“Servono strumenti coerenti per la crescita del biologico e una nuova consapevolezza delle filiere, per mantenere coerenza di visione e declinare i nuovi orizzonti di sviluppo utilizzando le risorse disponibili, evitando approcci disarticolati e in contraddizione fra loro.
Il biologico richiede in questa fase un passaggio epocale da produttori a imprenditori, perché sul mercato non ci si improvvisi più”. È un appello ad affrontare i nuovi orizzonti del biologico quello che Gabriele Canali, docente di Economia agraria all’Università Cattolica di Piacenza, rivolge agli operatori presenti al convegno su “Pac e biologico: l’impatto sul mercato”, organizzato a B/Open, rassegna b2b di Veronafiere dedicata al bio food, dal Ccpb, ente di certificazione del settore.
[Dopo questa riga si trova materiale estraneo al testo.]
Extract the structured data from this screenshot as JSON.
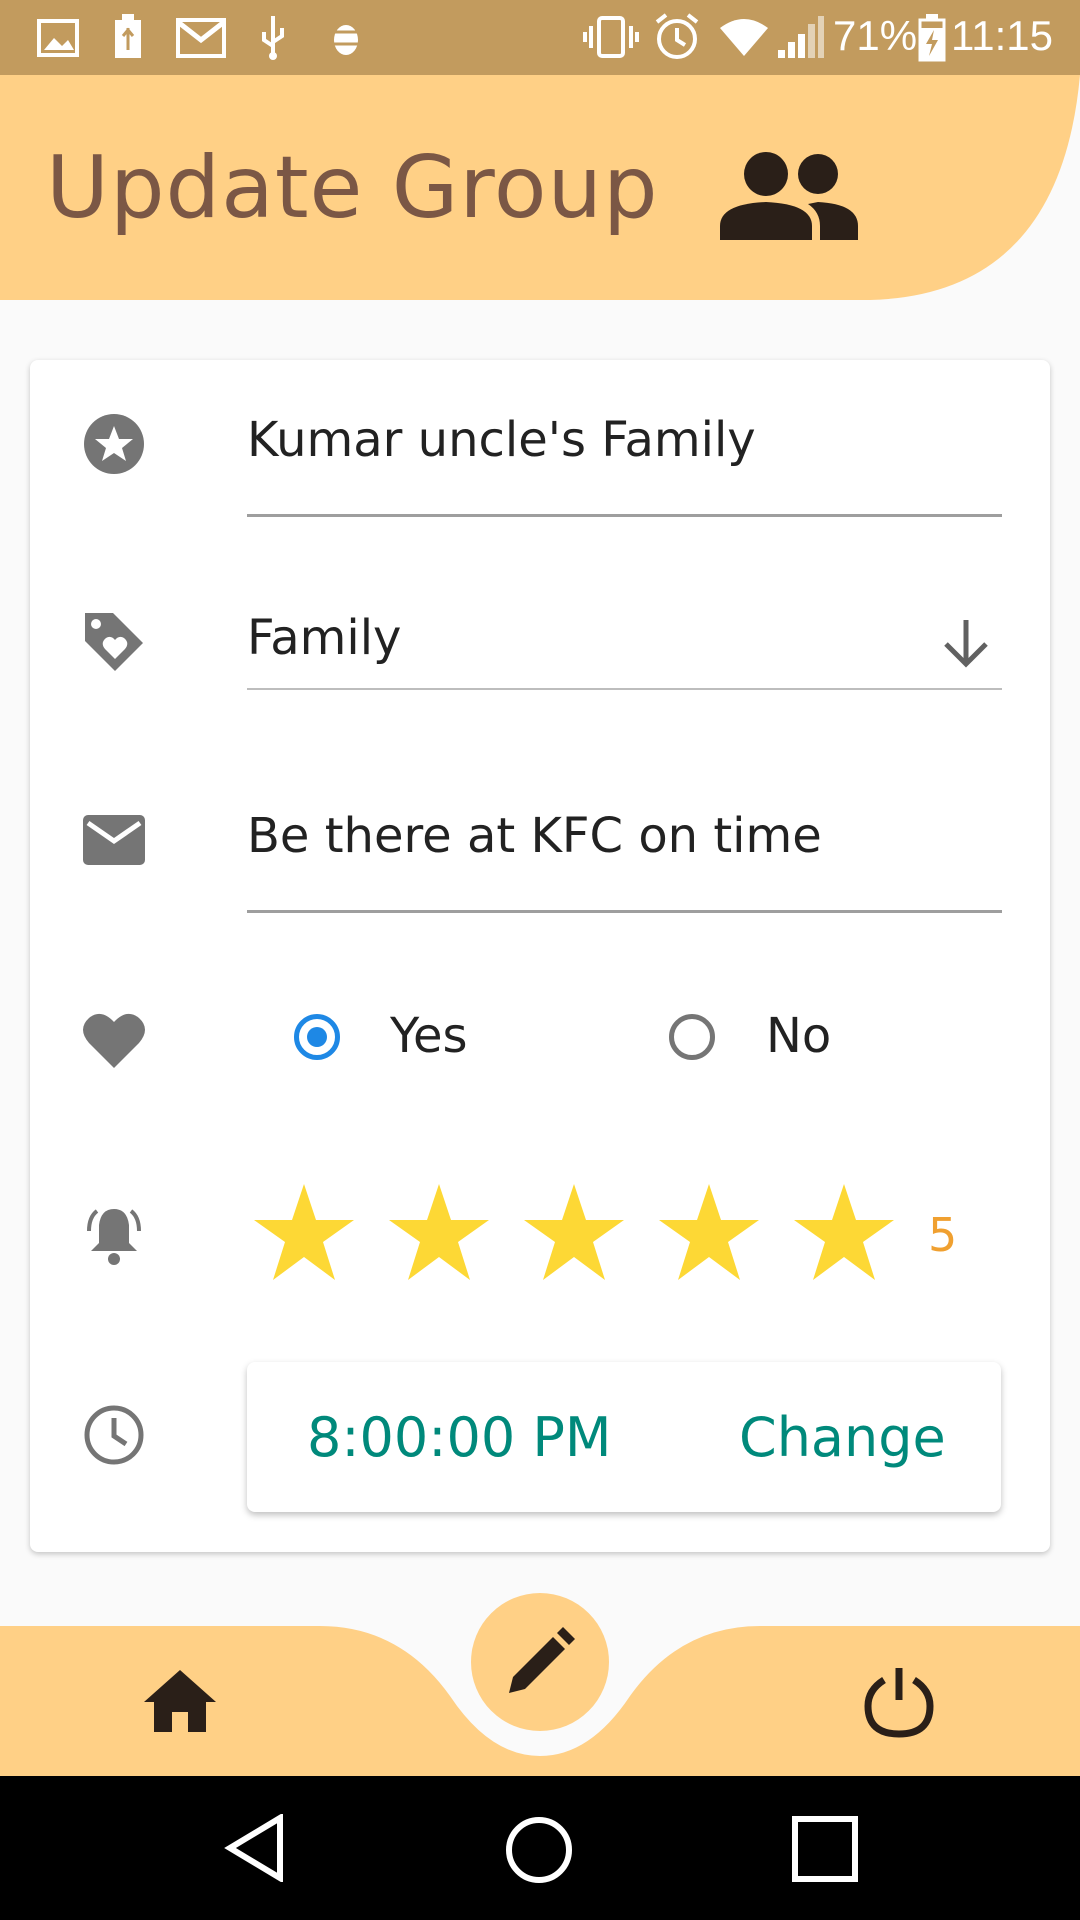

Le opportunità di crescita del comparto sono offerte da una contingenza particolare, che si inserisce in un grande cambiamento da affrontare con responsabilità da parte delle catene di approvvigionamento e delle istituzioni, “dal Regolamento comunitario 848 del 2018, che entrerà in vigore dal prossimo gennaio e che ci vede preoccupati, perché ad oggi mancano ancora i decreti attuativi, alla riforma della Pac che sarà applicata da gennaio 2023 e dalle strategie europea Farm to Fork e nazionale del Piano nazionale di ripartenza e resilienza, in cui all’interno delle azioni dedicate all’agricoltura sostenibile potrebbero trovare spazio elementi di rafforzamento dell’agricoltura biologica”, spiega Fabrizio Piva, amministratore delegato del Ccpb.
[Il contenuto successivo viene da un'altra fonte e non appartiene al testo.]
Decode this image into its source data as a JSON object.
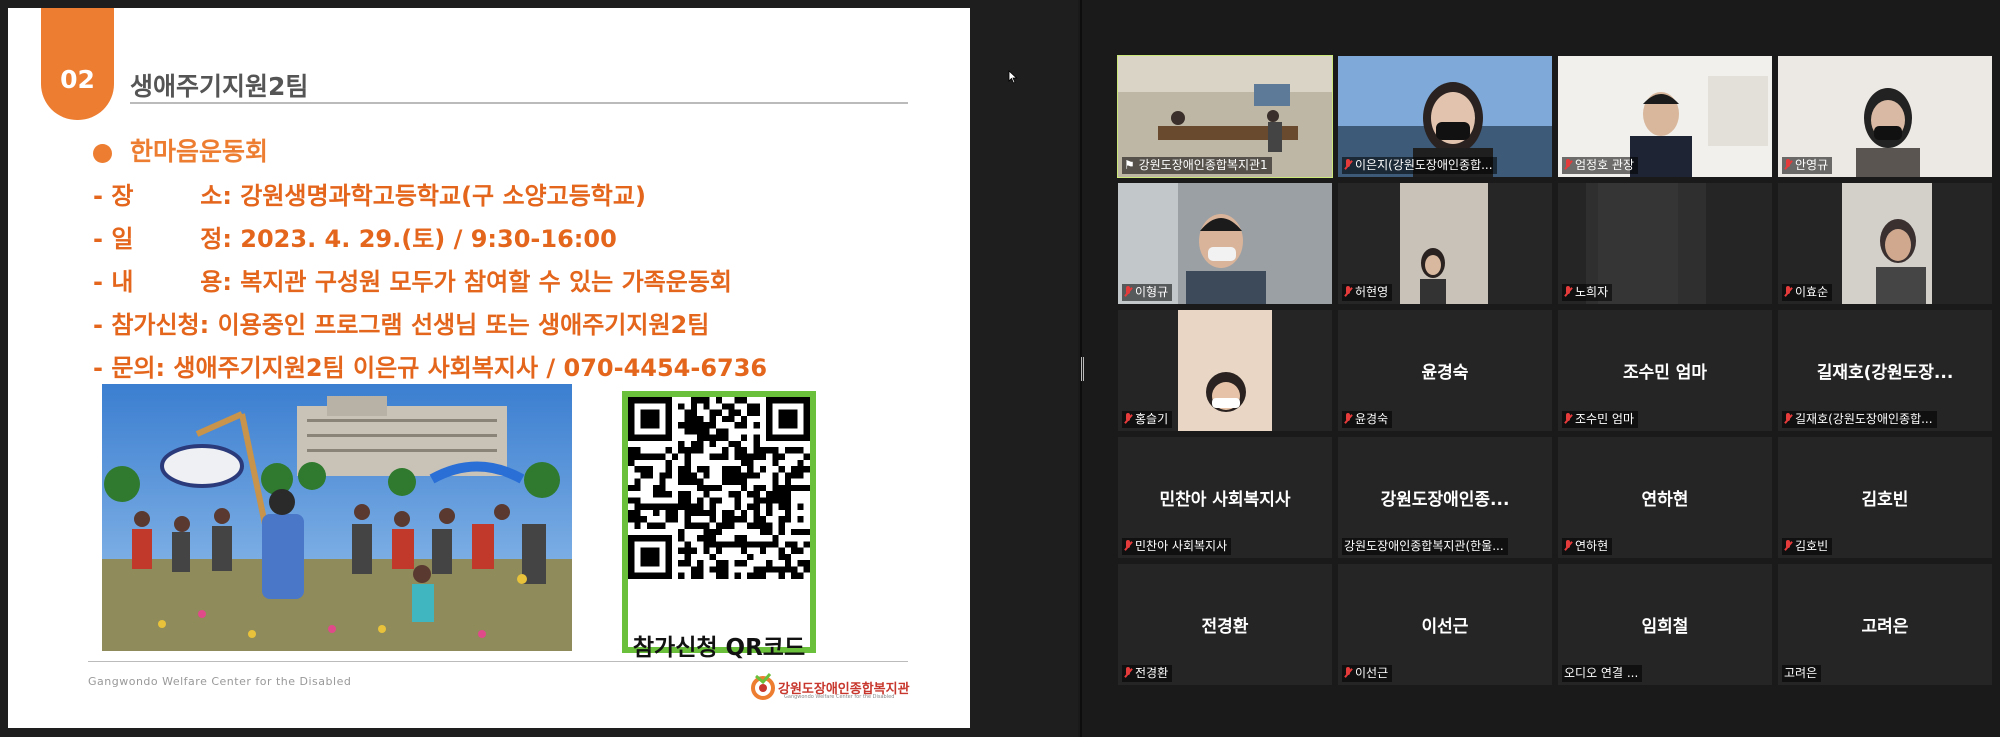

Il biologico ha interessanti possibilità di crescita anche in aree dove storicamente si è sviluppata un’agricoltura ad alto valore aggiunto, come la Pianura padana, è convinto Canali, “a patto che si tenga presente che il settore deve rafforzarsi ancora, rispondendo con una crescita equilibrata delle produzioni al proprio interno, tale da rispondere a consumi crescenti senza dover ricorrere alle importazioni, altrimenti rischieremmo di aprire un fronte sulla competitività delle imprese”. Come muoversi? “Sarebbe opportuno promuovere progetti atti a rafforzare approcci di filiera e territoriali efficaci e di lungo periodo, incentrati su un tessuto imprenditoriale forte”, suggerisce Canali.
Sul piano pratico le opportunità non mancano, anche se “politiche di sviluppo più omogenee rispetto a quelle attuali, dove si assistono ad alcune divergenza fra regione e regione, potrebbero assicurare un quadro di crescita più uniforme a livello nazionale”, esordisce Riccardo Meo di Ismea, che traccia la strategia per uno sviluppo coerente del biologico. “Dovrà prevedere un ampliamento della superficie coltivata, l’aumento dei volumi di derrate agroalimentari biologiche sui mercati, sostenere l’accesso al cibo biologico per avere una platea più vasta di consumatori, cercando allo stesso tempo di evitare gli effetti negativi sui prezzi derivati da una sorta di democratizzazione del cibo biologico”, incalza Meo. Dagli eco-schemi previsti dalla riforma della Pac ai futuri “interventi” all’interno del Piano strategico nazionale, che dovrebbero di fatto sostituire le “misure” della precedente programmazione, gli strumenti di interventi dedicati al biologico sono una sessantina. Opportunità e soluzioni per accompagnare una filiera strategica come quella del biologico, dunque, non mancano e spaziano, appunto, dalle politiche settoriali all’Organizzazione comune di mercato, dalle strategie a supporto degli investimenti all’insediamento dei giovani, passando per la cooperazione, la gestione del rischio, la consulenza in agricoltura, il sistema europeo Akis per favorire la formazione e la diffusione della conoscenza e delle competenze. “Contemporaneamente – osserva Fabrizio Piva, ad del Ccpb – dovremo evitare appesantimenti burocratici, che frenano lo sviluppo del bio, ma anche ridurre gli sprechi in campo e lungo la catena di approvvigionamento”.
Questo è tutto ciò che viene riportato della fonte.